Maybe she was reading more into the younger cowboy’s expression than was really there. Maybe the heat that had darkened his green eyes wasn’t desire for her.
Yeah, and maybe he hadn’t gotten hard when he’d rubbed all over her during their one dance—or when he’d pressed against her as he’d pleasured her. He likely got that way whenever he held any woman close. A man like that had choices. Lots of them.
Nothing special had happened. The ache in her chest was a residual pain from the loss of her first lover. She was missing something she could never recapture. Best to remember that. She had other troubles more immediate to face.
She opened the ledger again and added the line of figures that only served to prove she didn’t need the distraction Lone Wyatt represented.
She kept her head down, adjusting planned expenditures until she was satisfied they’d make the next payment on their bank loan. When the brass gong in the grandfather clock chimed six times, she blinked. “Where’d the day go?”
Charli put
the ledger in the desk drawer and wandered down the hallway to the kitchen. She wasn’t really hungry, and knowing Drew would likely be out for the evening, she didn’t feel like cooking a meal.
The house was quiet. Too quiet. She decided to take a long bath.
However, soaking in a bubble bath didn’t soothe her restless edges. She dressed, throwing on jeans and a tight tee, then pulled on her scuffed boots, telling herself all the while that she’d hit the bar, eat a bowl of Jake’s greasy chili and head straight home.
She wasn’t even thinking about whether she’d see Lonny there. Not much, anyway. She certainly didn’t want to see him there chatting up another woman. It wasn’t until she turned in to the parking lot that she realized her heart was thudding inside her chest at just the thought of his tall, muscled frame.
Slowing, she circled the saloon, trying to talk herself out of doing something reckless, because in the mood she was in, she knew she was looking for trouble.
On the pass around the back side of the saloon, which faced the only motel in town, she braked hard.
Drew’s truck was parked in front of one of the rooms. She set her parking brake and turned off the ignition, curiosity too piqued to ignore. She hadn’t wanted him enough to invite him back into her bed, but she’d never even considered he might have needs he’d have to take care of with someone else.
Thankful for the falling darkness, she walked quietly to the door and leaned toward it.
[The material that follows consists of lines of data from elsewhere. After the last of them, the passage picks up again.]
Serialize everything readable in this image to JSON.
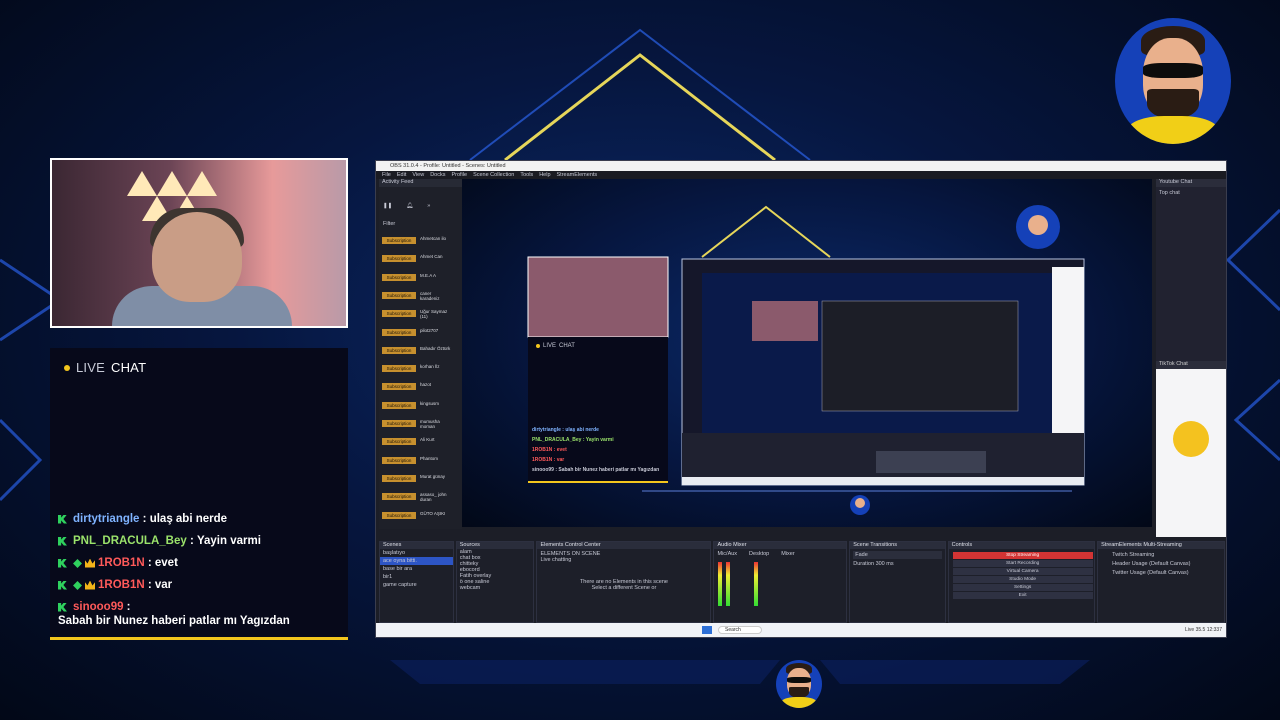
{
  "chat": {
    "live_label": "LIVE",
    "chat_label": "CHAT",
    "messages": [
      {
        "user": "dirtytriangle",
        "text": "ulaş abi nerde",
        "color": "#7fb3ff"
      },
      {
        "user": "PNL_DRACULA_Bey",
        "text": "Yayin varmi",
        "color": "#9be36b"
      },
      {
        "user": "1ROB1N",
        "text": "evet",
        "color": "#ff5a5a"
      },
      {
        "user": "1ROB1N",
        "text": "var",
        "color": "#ff5a5a"
      },
      {
        "user": "sinooo99",
        "text": "Sabah bir Nunez haberi patlar mı Yagızdan",
        "color": "#ff5a5a"
      }
    ]
  },
  "obs": {
    "title": "OBS 31.0.4 - Profile: Untitled - Scenes: Untitled",
    "menu": [
      "File",
      "Edit",
      "View",
      "Docks",
      "Profile",
      "Scene Collection",
      "Tools",
      "Help",
      "StreamElements"
    ],
    "activity_feed": {
      "title": "Activity Feed",
      "filter": "Filter",
      "badge": "Subscription",
      "names": [
        "Ahmetcan ilo",
        "Ahmet Can",
        "M.E.A A",
        "caner karadeniz",
        "Uğur Saymaz (11)",
        "pilot2707",
        "Bahadır Öztürk",
        "korhan İlz",
        "hazot",
        "kingsusm",
        "mumusha moman",
        "Ali Kurt",
        "Phantom",
        "Murat günay",
        "assaso_ john duran",
        "GÜTO AŞIKI"
      ]
    },
    "youtube_chat": {
      "title": "Youtube Chat",
      "mode": "Top chat"
    },
    "tiktok_chat": {
      "title": "TikTok Chat"
    },
    "docks": {
      "scenes": {
        "title": "Scenes",
        "items": [
          "başlatıyo",
          "ace oyna bitti.",
          "base bir ara",
          "bir1",
          "game capture"
        ]
      },
      "sources": {
        "title": "Sources",
        "items": [
          "alam",
          "chat box",
          "chitteky",
          "ebocord",
          "Fatih overlay",
          "ö one saline",
          "webcam"
        ]
      },
      "elements": {
        "title": "Elements Control Center",
        "on_scene": "ELEMENTS ON SCENE",
        "chatting": "Live chatting",
        "empty": "There are no Elements in this scene",
        "hint": "Select a different Scene or"
      },
      "mixer": {
        "title": "Audio Mixer",
        "channels": [
          "Mic/Aux",
          "Desktop",
          "Mixer"
        ]
      },
      "transitions": {
        "title": "Scene Transitions",
        "type": "Fade",
        "duration_label": "Duration",
        "duration": "300 ms"
      },
      "controls": {
        "title": "Controls",
        "stop": "Stop Streaming",
        "start_rec": "Start Recording",
        "virtual": "Virtual Camera",
        "studio": "Studio Mode",
        "settings": "Settings",
        "exit": "Exit"
      },
      "multistream": {
        "title": "StreamElements Multi-Streaming",
        "items": [
          "Twitch Streaming",
          "Header Usage (Default Canvas)",
          "Twitter Usage (Default Canvas)"
        ]
      }
    },
    "taskbar": {
      "search": "Search",
      "status": "Live 35.5 12:337"
    }
  },
  "preview_chat": {
    "live_label": "LIVE",
    "chat_label": "CHAT",
    "lines": [
      "dirtytriangle : ulaş abi nerde",
      "PNL_DRACULA_Bey : Yayin varmi",
      "1ROB1N : evet",
      "1ROB1N : var",
      "sinooo99 : Sabah bir Nunez haberi patlar mı Yagızdan"
    ]
  },
  "colors": {
    "accent": "#f3c61d",
    "background": "#06163f",
    "neon": "#3a7bff"
  }
}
She heard muffled laughter. Light gleamed in the crack between the curtains, and even though she knew it was wrong, she couldn’t resist trying to see inside.
She edged toward the gap and stared.
Drew was naked, his body completely revealed in profile. She knew all too well he was good-looking man, and breathed deeply at the sight of his burly frame, coated with dark hair on his chest and legs. His heavy cock was erect, tipped toward a pretty brunette Charli didn’t recognize, who was gazing up at Drew, her lower lip held between her teeth.
Drew’s hand reached and grasped the woman’s head, fingers digging into the thick strands, and he pulled her down, spreading his legs while she knelt in front of him. His face was hard, cheeks stark, his gaze hungry slits as he bracketed the woman’s cheeks and forced her closer.